As a companion to my longer look at the Good, Bad, and Forgettable of Sundance 2015, here are shoutouts to six other (premiering) Sundance 2015 films in the middle of the pack of the 15 or so more I screened as apart of the press corp for this year’s festival:
Last Days in the Desert (Ewan McGregor, Tye Sheridan)
McGregor is Jesus as well as Satan taking on his image of Jesus to tempt and torment in this spectacularly visual film (substitute a burning bush for a burning body). Through helping a family living in the desert with issues of the father’s expectations for the son, which mirror his own inner conflicts with his Father, the film paints a grounded, humanistic view of the divine; he is surprisingly and refreshingly portrayed as being scared and unsure in both his path and his command of his ministry. McGregor relatability aids in this endeavor. The film never soars to any epic proportions but does offer intriguing reflective moments.
I Smile Back (Sarah Silverman, Josh Charles, Thomas Sadoski)
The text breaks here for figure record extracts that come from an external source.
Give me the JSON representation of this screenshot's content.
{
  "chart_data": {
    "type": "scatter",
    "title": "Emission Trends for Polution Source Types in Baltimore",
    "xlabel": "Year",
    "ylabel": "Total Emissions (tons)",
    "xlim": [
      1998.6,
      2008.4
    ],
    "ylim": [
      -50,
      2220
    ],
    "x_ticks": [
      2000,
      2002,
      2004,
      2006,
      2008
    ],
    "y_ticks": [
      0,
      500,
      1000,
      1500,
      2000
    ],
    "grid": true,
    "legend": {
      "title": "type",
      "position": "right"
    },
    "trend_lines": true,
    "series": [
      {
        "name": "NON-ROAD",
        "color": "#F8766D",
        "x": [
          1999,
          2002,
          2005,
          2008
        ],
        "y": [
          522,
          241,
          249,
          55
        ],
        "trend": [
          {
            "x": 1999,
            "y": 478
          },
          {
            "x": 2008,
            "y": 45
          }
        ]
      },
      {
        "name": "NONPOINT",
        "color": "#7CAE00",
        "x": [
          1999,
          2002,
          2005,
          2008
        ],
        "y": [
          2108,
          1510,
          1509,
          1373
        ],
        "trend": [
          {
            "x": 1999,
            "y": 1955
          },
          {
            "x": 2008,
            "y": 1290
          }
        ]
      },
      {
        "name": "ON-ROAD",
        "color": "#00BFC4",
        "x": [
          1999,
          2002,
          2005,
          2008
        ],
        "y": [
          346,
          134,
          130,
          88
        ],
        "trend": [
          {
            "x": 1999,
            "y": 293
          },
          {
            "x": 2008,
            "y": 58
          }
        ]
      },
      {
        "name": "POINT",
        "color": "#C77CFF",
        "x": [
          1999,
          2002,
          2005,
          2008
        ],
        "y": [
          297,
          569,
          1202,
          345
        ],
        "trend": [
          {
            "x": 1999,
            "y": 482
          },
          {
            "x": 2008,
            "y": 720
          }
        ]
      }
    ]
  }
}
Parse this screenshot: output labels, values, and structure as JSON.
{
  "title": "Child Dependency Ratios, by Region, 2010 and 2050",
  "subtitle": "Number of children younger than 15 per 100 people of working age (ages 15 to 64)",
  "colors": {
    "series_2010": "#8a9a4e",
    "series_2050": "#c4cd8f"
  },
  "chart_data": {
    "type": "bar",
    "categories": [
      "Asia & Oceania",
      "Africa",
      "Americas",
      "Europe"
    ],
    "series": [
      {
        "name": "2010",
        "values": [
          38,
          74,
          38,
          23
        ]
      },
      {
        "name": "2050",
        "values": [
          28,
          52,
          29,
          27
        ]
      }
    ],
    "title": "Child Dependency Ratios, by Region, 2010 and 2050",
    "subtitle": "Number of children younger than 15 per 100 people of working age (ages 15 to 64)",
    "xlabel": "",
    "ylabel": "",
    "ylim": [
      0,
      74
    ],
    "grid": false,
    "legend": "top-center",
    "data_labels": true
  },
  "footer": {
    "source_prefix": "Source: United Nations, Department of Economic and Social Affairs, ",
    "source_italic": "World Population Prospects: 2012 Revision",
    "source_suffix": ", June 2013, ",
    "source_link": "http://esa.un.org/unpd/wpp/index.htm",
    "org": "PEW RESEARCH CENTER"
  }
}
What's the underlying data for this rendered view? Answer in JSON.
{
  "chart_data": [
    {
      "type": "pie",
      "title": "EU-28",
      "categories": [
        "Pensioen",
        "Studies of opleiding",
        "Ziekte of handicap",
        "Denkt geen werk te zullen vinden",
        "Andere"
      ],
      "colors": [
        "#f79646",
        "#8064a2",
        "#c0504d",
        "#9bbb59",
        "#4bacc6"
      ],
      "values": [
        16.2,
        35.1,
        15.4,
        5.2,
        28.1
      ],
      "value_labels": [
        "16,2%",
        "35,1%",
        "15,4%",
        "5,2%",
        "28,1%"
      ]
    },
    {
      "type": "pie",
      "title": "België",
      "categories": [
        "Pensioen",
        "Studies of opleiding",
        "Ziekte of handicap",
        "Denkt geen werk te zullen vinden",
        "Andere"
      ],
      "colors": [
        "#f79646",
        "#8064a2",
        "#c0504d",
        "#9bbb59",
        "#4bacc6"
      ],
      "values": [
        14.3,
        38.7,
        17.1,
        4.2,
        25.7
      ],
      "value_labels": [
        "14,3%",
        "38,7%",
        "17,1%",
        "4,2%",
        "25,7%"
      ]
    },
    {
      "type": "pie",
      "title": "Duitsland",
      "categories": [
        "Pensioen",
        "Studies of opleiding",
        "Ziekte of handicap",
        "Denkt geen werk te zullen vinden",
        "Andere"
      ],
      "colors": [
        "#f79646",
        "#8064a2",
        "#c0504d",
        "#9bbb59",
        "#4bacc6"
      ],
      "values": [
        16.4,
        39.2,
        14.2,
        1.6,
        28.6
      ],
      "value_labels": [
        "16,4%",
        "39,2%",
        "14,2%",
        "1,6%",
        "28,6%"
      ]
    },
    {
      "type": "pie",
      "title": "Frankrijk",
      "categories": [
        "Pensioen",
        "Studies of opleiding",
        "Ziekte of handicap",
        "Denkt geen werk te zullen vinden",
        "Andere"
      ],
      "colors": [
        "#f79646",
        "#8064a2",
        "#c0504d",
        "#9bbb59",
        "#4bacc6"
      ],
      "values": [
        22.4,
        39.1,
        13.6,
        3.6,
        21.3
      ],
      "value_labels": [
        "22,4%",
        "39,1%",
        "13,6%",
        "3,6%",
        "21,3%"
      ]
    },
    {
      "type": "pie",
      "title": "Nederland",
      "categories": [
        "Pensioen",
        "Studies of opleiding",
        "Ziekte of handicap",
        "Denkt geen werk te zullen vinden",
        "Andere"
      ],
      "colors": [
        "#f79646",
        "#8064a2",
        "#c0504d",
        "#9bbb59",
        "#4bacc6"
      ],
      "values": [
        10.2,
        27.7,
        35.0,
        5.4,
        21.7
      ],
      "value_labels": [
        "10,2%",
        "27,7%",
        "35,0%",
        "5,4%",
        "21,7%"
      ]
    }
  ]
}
You have never seen Sarah Silverman like this before, and the film is all the better for it. Silverman totally possessed the role of the self-abusing, drug addicted, mentally ill housewife in a perpetual state of grief, not for any true death but for what her life could and should be. Though the story goes through the usual roller-coaster of the addiction tale (the healing and hurting of the protagonist), it finds ways to combine moments of dark comedic humor (where Silverman would be expected to and does excel) to visually compelling drama that shock and amaze.
True Story (Jonah Hill, James Franco, Felicity Jones)
Based on the true story and continued “friendship” of the ex-New York Times writer Mike Finkel (Hill) and the convicted murderer who stole his identity (Franco), the film is very much cat-and-mouse 101 but it’s entertaining in its own right and reflective on ethical responsibility in an increasingly irresponsible world. It’s Franco who plays through all the memorable moments, baiting with his charm and adoringly sad eyes and then revealing manipulation through sly winks and even slyer smiles. Felicity Jones, relegated to playing the part of housewife to Hill, is surprisingly given what I think is the most powerful scene in the film, a calling out of bull shit if you will, which is the only time that perfectly crafted veil of Franco’s character is dropped before it slips back into place.
Slow West (Michael Fassbender, Kodi Smit-McPhee, Ben Mendelsohn)
The film is visually beautiful (not talking just Fassbender), awe-inspiringly, and endearing story of living and not just surviving. It may be too soft, slow, and simplistic for fans of the confrontational, gritty, redemption-storied western (eg, True Grit) but there is still a lot to like. In the backdrop of the barren yet beautiful Old West (the South Island of New Zealand in all its glory subbed in for filming), we follow a boy who wants to be a hero and a man who sees himself as anything but a hero; they meet and develop a friendly understanding under often violent and witty circumstances, cementing its own ode to partnerships in the West.
The Stanford Prison Experiment (Ezra Miller, Ty Sheridan, Billy Crudup, Olivia Thirlby, Michael Angarano, Nelsan Ellis)
A showcase of some of the brightest young male talent currently in Hollywood, this film retells the famed 1971 psychology experiment which pitted Stanford college students against each other (prisoners vs guards) in a simulated prison in a basement on campus. The film will make you want to learn more about the actual experiment, which stripped away the very identity and masculinity of the captive and questioned what (personality or authoritative situation) can drive someone to demean and humiliate someone. While the film hits the beats of the real-life intense moments, it losing some of its lingering effect by choosing not dedicate time to what happened to this guys after the experiment ended. Ezra Miller is touted as the star, the ultimate powerless victim, but Michael Angarano as a guard is the one who truly captivates the audience with his John Wayne-esque bravado he used to dominate that simultaneously entertains in its impressionistic manner and horrifies in its lack of humanity.
Knock Knock (Keanu Reeves, Lorenza Izzo)
Eli Roth’s Knock Knock is Hard Candy + Funny Games but with a threesome-having, attempting-to-be-personable, mostly panicky Keanu Reeves, Spanish accents adorning beautiful women, and a so-bad-you-may-think-it’s-funny script. His whole motivation stems from constantly projecting that ‘art does not exist’ and comparing easy-to-come-by sex to free pizza. There has never been a movie more perfect for the unrefined frat boy.
Had you heard about any of these Sundance movies before? Any of them peak your interest?